Oct 14, 2016

5 little (or big) things that made The Empire Strikes Back one of the best ever movies and not just a great Star Wars movie

Gone with the Wind poster inspiration for Empire Strikes Back

5 little (or big) things that made The Empire Strikes Back one of the best ever movies

For many people, The Empire Strikes Back movie is not only the best Star Wars movie but one of the greatest movie sequels of all time.

While it didn’t win an Oscar for Best Movie like The Godfather Pt II did (it still won a couple!), we're pretty sure if you asked people to name the best film sequel of all time, people would name drop Empire just as much as the movie that bumped off poor Fredo.

We could go on and on about how the whole of Empire is the best thing since sliced bread but let’s take the time to look at some of the smaller, more nuanced things that went into this film that helped it become such a great movie.

Gone with the Wind

Gone with the Wind was one of the biggest films on movie history both in terms of production scale and box office reward. Some still say that when inflation is taken into account, it is the highest grossing film ever.

Star Wars is number 2 behind it and one of the reasons could well be the obvious inspiration that Lucas took from GWTW. Look at the relationship of Han Solo and Princess Leia, it features an archetype anti hero falling in love (perhaps somewhat unwillingly) with a beautifully strong woman.

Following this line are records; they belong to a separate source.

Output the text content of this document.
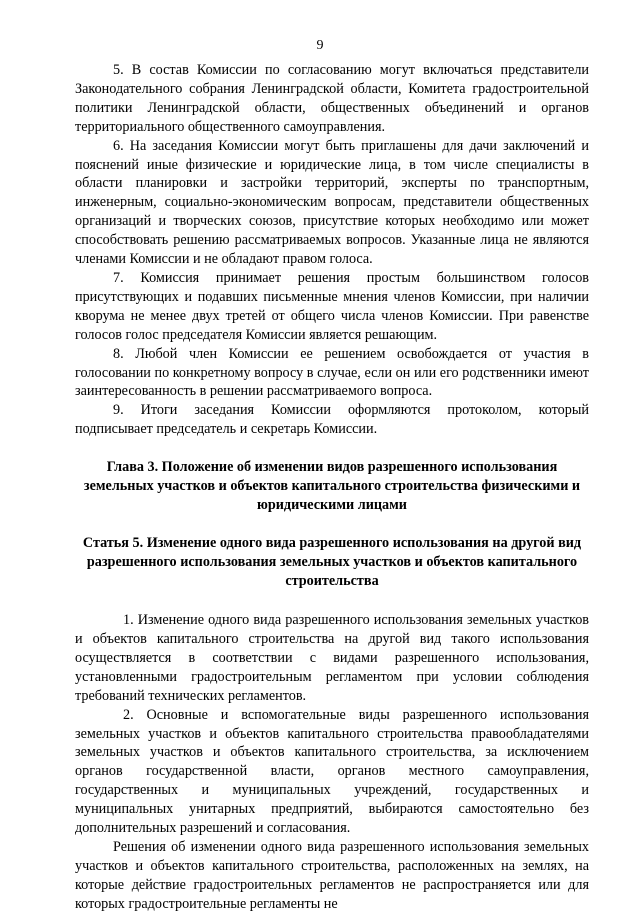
9

5. В состав Комиссии по согласованию могут включаться представители Законодательного собрания Ленинградской области, Комитета градостроительной политики Ленинградской области, общественных объединений и органов территориального общественного самоуправления.

6. На заседания Комиссии могут быть приглашены для дачи заключений и пояснений иные физические и юридические лица, в том числе специалисты в области планировки и застройки территорий, эксперты по транспортным, инженерным, социально-экономическим вопросам, представители общественных организаций и творческих союзов, присутствие которых необходимо или может способствовать решению рассматриваемых вопросов. Указанные лица не являются членами Комиссии и не обладают правом голоса.

7. Комиссия принимает решения простым большинством голосов присутствующих и подавших письменные мнения членов Комиссии, при наличии кворума не менее двух третей от общего числа членов Комиссии. При равенстве голосов голос председателя Комиссии является решающим.

8. Любой член Комиссии ее решением освобождается от участия в голосовании по конкретному вопросу в случае, если он или его родственники имеют заинтересованность в решении рассматриваемого вопроса.

9. Итоги заседания Комиссии оформляются протоколом, который подписывает председатель и секретарь Комиссии.

Глава 3. Положение об изменении видов разрешенного использования земельных участков и объектов капитального строительства физическими и юридическими лицами
Статья 5. Изменение одного вида разрешенного использования на другой вид разрешенного использования земельных участков и объектов капитального строительства

1. Изменение одного вида разрешенного использования земельных участков и объектов капитального строительства на другой вид такого использования осуществляется в соответствии с видами разрешенного использования, установленными градостроительным регламентом при условии соблюдения требований технических регламентов.

2. Основные и вспомогательные виды разрешенного использования земельных участков и объектов капитального строительства правообладателями земельных участков и объектов капитального строительства, за исключением органов государственной власти, органов местного самоуправления, государственных и муниципальных учреждений, государственных и муниципальных унитарных предприятий, выбираются самостоятельно без дополнительных разрешений и согласования.

Решения об изменении одного вида разрешенного использования земельных участков и объектов капитального строительства, расположенных на землях, на которые действие градостроительных регламентов не распространяется или для которых градостроительные регламенты не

This is the exact same scenario that occurred in GWTW. Lucas knew it too and so he even agreed to have the now iconic Empire promotional poster (as above) to cast Leia and Han in the same romantic pose as Rhett Butler & Scarlett O'Hara took in GWTW. 

The posters are also very clever in that a 'bad thing' that happens in each film is obviously lurking in the back ground. For Empire, it's obviously the spectre of Vader and for GWTH, it's the great fire.

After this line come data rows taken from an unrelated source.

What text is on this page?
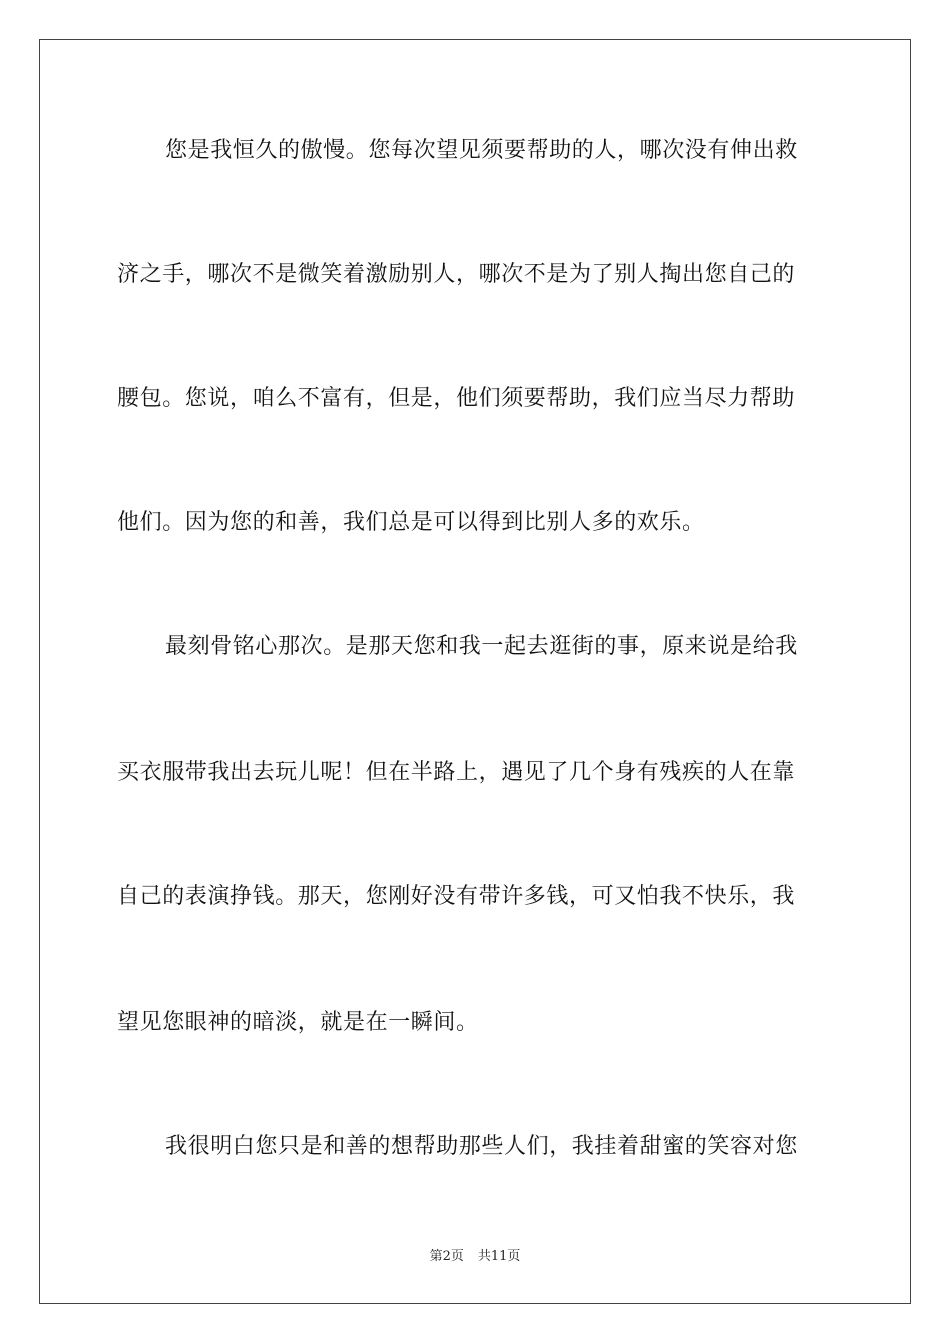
您是我恒久的傲慢。您每次望见须要帮助的人，哪次没有伸出救
济之手，哪次不是微笑着激励别人，哪次不是为了别人掏出您自己的
腰包。您说，咱么不富有，但是，他们须要帮助，我们应当尽力帮助
他们。因为您的和善，我们总是可以得到比别人多的欢乐。
最刻骨铭心那次。是那天您和我一起去逛街的事，原来说是给我
买衣服带我出去玩儿呢！但在半路上，遇见了几个身有残疾的人在靠
自己的表演挣钱。那天，您刚好没有带许多钱，可又怕我不快乐，我
望见您眼神的暗淡，就是在一瞬间。
我很明白您只是和善的想帮助那些人们，我挂着甜蜜的笑容对您
第2页 共11页
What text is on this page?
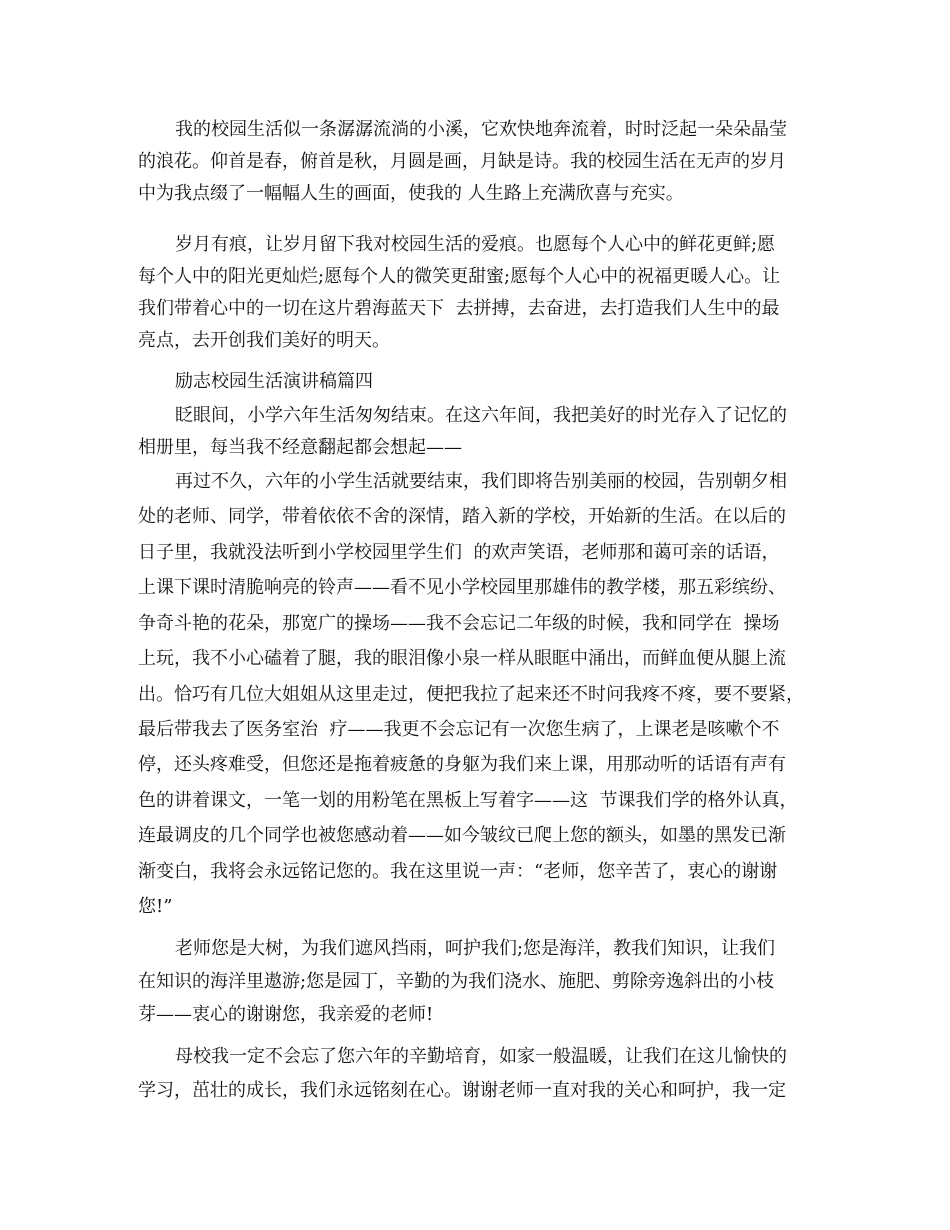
我的校园生活似一条潺潺流淌的小溪，它欢快地奔流着，时时泛起一朵朵晶莹
的浪花。仰首是春，俯首是秋，月圆是画，月缺是诗。我的校园生活在无声的岁月
中为我点缀了一幅幅人生的画面，使我的 人生路上充满欣喜与充实。
岁月有痕，让岁月留下我对校园生活的爱痕。也愿每个人心中的鲜花更鲜;愿
每个人中的阳光更灿烂;愿每个人的微笑更甜蜜;愿每个人心中的祝福更暖人心。让
我们带着心中的一切在这片碧海蓝天下  去拼搏，去奋进，去打造我们人生中的最
亮点，去开创我们美好的明天。
励志校园生活演讲稿篇四
眨眼间，小学六年生活匆匆结束。在这六年间，我把美好的时光存入了记忆的
相册里，每当我不经意翻起都会想起——
再过不久，六年的小学生活就要结束，我们即将告别美丽的校园，告别朝夕相
处的老师、同学，带着依依不舍的深情，踏入新的学校，开始新的生活。在以后的
日子里，我就没法听到小学校园里学生们  的欢声笑语，老师那和蔼可亲的话语，
上课下课时清脆响亮的铃声——看不见小学校园里那雄伟的教学楼，那五彩缤纷、
争奇斗艳的花朵，那宽广的操场——我不会忘记二年级的时候，我和同学在  操场
上玩，我不小心磕着了腿，我的眼泪像小泉一样从眼眶中涌出，而鲜血便从腿上流
出。恰巧有几位大姐姐从这里走过，便把我拉了起来还不时问我疼不疼，要不要紧，
最后带我去了医务室治  疗——我更不会忘记有一次您生病了，上课老是咳嗽个不
停，还头疼难受，但您还是拖着疲惫的身躯为我们来上课，用那动听的话语有声有
色的讲着课文，一笔一划的用粉笔在黑板上写着字——这  节课我们学的格外认真，
连最调皮的几个同学也被您感动着——如今皱纹已爬上您的额头，如墨的黑发已渐
渐变白，我将会永远铭记您的。我在这里说一声：“老师，您辛苦了，衷心的谢谢
您!”
老师您是大树，为我们遮风挡雨，呵护我们;您是海洋，教我们知识，让我们
在知识的海洋里遨游;您是园丁，辛勤的为我们浇水、施肥、剪除旁逸斜出的小枝
芽——衷心的谢谢您，我亲爱的老师!
母校我一定不会忘了您六年的辛勤培育，如家一般温暖，让我们在这儿愉快的
学习，茁壮的成长，我们永远铭刻在心。谢谢老师一直对我的关心和呵护，我一定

Star Wars’ place in history was cemented in place before Empire turned up but you could argue that the little green guy, Yoda turned things on its head.

This seemingly go-lucky goblin turned out to a be a Jedi Master who would train Luke to become a great Jedi of his own accord.

It was Yoda’s “Do or do not, there is no try” that spoke loudly to film viewers everywhere, helping cast Empire as one of the greatest films ever.

A key to the success of Yoda was the puppetry skills and voice talents of Frank Oz. The momentum of Empire actually lead to a campaign to get Oz nominated for an action Oscar, however they came to naught.

The legacy of Boba Fett

Boba Fett features in the film for like only three scenes and yet he spawned a legion of fans. In some circles he's considered more bad ass than Darth Vader.

Ever since Vader warned him on the deck of the Executor that he wanted 'no more disintegration' fanboys have marveled over the character - so much so he turned up in Jedi and also featured prominently with his father Jango Fett in Attack of the Clones. 

I Know

Han Solo’s “I know” line in response to Leia’s declaration of her love for Han just as he's about to be frozen in carbonite has become one of the most iconic lines from the entire film franchise. W

omen love it because it's romantic and men love it because it's smart ass.

While the line is often described as being ad-libbed by Harrison Ford, he didn't simply make it up as he was going along. It was a suggestion that came out of rehearsals and not the scripted line of "I'll be back".

That big twist which we are still talking about 20 years later

Vader’s confession to Luke that he was his father in The Empire Strikes Back is considered by many movie fans to be the best plot twist in a movie.


The A New Hope film clearly intended that Vader and Anakin Skywalker were different people - please recall Obi Wan’s expository scene with Luke which explained how Vader was seduced by the Dark Side and killed Luke’s father.

So it was a great move to introduce the best bad guy ever as the father of the hero.

Why is this film so popular?

It’s a dark tale that has no real ending but it did feature one of the greatest movie twists at it's highest point.

If you weren't around back on the day, it was a big a plot twist as Bruce Willis’ character was actually a ghost in The Sixth Sense or that in the Planet of the Apes, they had been on Earth the whole time.

Consider the Sixth Sense – would it have been any good if Bruce Willis was actually alive and the film had a slightly different ending?


If the twist had not of been in Empire, one could argue the movie would have merely been classed a good movie, rather than being great. 

One should bear the time when the movie came out with this point – many movies now try to come up with the key plot twist. Now-a-days such a twist may seem cool but not amazing – it certainly was back in the day.